Alelle specific gene expression analysis for single cell RNA sequencing

This vignette uses gene and single nucleotide variant (SNV) expression files generated from the Annotate Various Features for Alignment.

0. Perform cell clustering with Seurat

We begin by performing cell clustering based on gene expression, which is identical to the first step outlined in the Alternative splicing analysis for scRNA-seq. If you’re continuing from the previous vignette, you are free to skip this section.

require(Yano)

Loading required package: Yano

── Attaching packages ────────────────────────────────────────────── Yano 1.2 ──
✔ dplyr   1.1.4     ✔ Seurat  5.3.0
✔ ggplot2 3.5.2

exp <- ReadPISA("./exp/")

obj <- CreateSeuratObject(exp, min.features = 1000, min.cells = 10)
obj[["percent.mt"]] <- PercentageFeatureSet(obj, pattern = "^MT-")
obj <- subset(obj, nFeature_RNA < 9000 & percent.mt < 20)

# Downsampling to 2000 cells for fast testing
obj <- obj[, sample(colnames(obj),2000)]

# To improve visualization, we reduced the resolution when identifying cell clusters.
obj <- NormalizeData(obj) %>% FindVariableFeatures() %>% ScaleData() %>%  RunPCA(verbose=FALSE) %>% FindNeighbors(dims = 1:10, verbose=FALSE) %>% FindClusters(resolution = 0.1, verbose=FALSE) %>% RunUMAP(dims=1:10, verbose=FALSE)

Normalizing layer: counts
Finding variable features for layer counts
Centering and scaling data matrix

DimPlot(obj, label=TRUE, label.size = 5, label.box = TRUE)

1. Perform allele-specific gene expression analysis by using SNV anchors

In this vignette, when a genetic variant is detected, all possible alleles at that location, including both alternative alleles and the reference allele, are annotated and counted. Therefore, genetic variants refer to both alternative alleles and the reference allele in this context.

var <- ReadPISA("./var")
obj[['var']] <- CreateAssayObject(var[,colnames(obj)], min.cells = 10)
# Switch working assay to 'var'
DefaultAssay(obj) <- "var"

obj <- NormalizeData(obj)

Warning: The `slot` argument of `SetAssayData()` is deprecated as of SeuratObject 5.0.0.
ℹ Please use the `layer` argument instead.
ℹ The deprecated feature was likely used in the Seurat package.
  Please report the issue at <https://github.com/satijalab/seurat/issues>.

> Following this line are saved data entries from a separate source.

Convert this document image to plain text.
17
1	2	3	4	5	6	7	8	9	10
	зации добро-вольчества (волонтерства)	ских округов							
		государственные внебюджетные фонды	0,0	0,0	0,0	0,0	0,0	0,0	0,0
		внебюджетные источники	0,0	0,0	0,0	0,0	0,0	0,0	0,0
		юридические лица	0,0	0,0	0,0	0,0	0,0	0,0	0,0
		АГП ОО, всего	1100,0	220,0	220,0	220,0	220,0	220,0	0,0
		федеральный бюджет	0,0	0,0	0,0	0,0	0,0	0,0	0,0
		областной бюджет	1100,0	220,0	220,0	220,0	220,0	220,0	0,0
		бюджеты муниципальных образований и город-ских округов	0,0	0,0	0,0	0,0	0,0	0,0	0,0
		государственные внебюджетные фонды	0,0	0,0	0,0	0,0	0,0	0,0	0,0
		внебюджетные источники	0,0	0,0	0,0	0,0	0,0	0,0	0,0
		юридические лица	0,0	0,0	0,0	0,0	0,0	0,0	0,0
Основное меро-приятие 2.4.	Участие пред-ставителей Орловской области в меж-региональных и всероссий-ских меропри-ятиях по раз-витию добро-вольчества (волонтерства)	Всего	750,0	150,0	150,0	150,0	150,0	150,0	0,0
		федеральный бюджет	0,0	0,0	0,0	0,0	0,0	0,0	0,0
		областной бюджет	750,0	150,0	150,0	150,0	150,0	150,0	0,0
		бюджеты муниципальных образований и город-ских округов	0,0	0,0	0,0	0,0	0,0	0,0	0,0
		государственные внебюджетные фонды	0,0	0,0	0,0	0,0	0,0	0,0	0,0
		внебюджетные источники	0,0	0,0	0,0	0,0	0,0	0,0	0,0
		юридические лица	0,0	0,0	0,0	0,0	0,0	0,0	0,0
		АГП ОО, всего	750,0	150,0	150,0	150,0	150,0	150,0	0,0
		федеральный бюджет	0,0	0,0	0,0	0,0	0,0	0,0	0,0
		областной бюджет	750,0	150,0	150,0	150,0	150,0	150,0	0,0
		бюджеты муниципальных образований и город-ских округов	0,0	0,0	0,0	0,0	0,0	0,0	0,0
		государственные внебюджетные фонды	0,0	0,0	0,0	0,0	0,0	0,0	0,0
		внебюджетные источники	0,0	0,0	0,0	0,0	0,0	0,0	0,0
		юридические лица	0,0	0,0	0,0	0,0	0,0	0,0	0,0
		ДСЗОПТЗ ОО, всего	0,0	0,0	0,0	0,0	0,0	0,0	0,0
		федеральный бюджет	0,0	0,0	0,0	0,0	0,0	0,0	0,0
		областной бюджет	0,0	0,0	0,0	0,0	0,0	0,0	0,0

Warning: The `slot` argument of `GetAssayData()` is deprecated as of SeuratObject 5.0.0.
ℹ Please use the `layer` argument instead.
ℹ The deprecated feature was likely used in the Seurat package.
  Please report the issue at <https://github.com/satijalab/seurat/issues>.

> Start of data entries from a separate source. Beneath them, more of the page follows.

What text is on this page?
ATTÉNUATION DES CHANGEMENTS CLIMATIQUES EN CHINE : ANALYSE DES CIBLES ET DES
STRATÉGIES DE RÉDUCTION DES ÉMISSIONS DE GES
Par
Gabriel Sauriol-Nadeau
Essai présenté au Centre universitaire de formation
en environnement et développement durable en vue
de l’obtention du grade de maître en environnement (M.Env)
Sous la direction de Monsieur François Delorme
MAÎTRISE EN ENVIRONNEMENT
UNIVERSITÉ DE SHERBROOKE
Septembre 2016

# you can skip to read GTF again if you already load it
gtf <- gtf2db("./gencode.v44.annotation.gtf.gz")

[2025-06-19 18:09:11] GTF loading..
[2025-06-19 18:09:32] Load 62700 genes.

# At this moment the meta infomation for genetic variant assay is still empty
obj[['var']][[]] %>% head

data frame with 0 columns and 6 rows

obj <- annoVAR(obj, gtf = gtf)

# After annotation, the locations are parsed from the feature name, and overlapped gene are also annotated.
obj[['var']][[]] %>% head %>% knitr::kable()

	chr	start	ref	alt	strand	locus	gene_name	type
chr1:631862G>A/+	chr1	631862	G	A	+	chr1:631862/+	MTCO1P12	utr5
chr1:633192G=/+	chr1	633192	G	G	+	chr1:633192/+	MTCO2P12	utr5
chr1:634337T>C/+	chr1	634337	T	C	+	chr1:634337/+	MTATP6P1	utr5
chr1:826352C>T/-	chr1	826352	C	T	-	chr1:826352/-	LINC00115	utr5
chr1:853876T>C/+	chr1	853876	T	C	+	chr1:853876/+	LINC01128	utr5
chr1:944296G>A/-	chr1	944296	G	A	-	chr1:944296/-	NOC2L	utr3

# Select autocorrlated genetic variants 
obj <- RunAutoCorr(obj)

In the alternative splicing analysis, we use mode 1 (the default mode). However, for allele-specific gene expression, we switch to mode 2 to compare the expression of an SNV with other SNVs at the same location. Since no binding assay is specified, the records at the same locus are first aggregated, and then the test feature is subtracted from the aggregated data (mode 2).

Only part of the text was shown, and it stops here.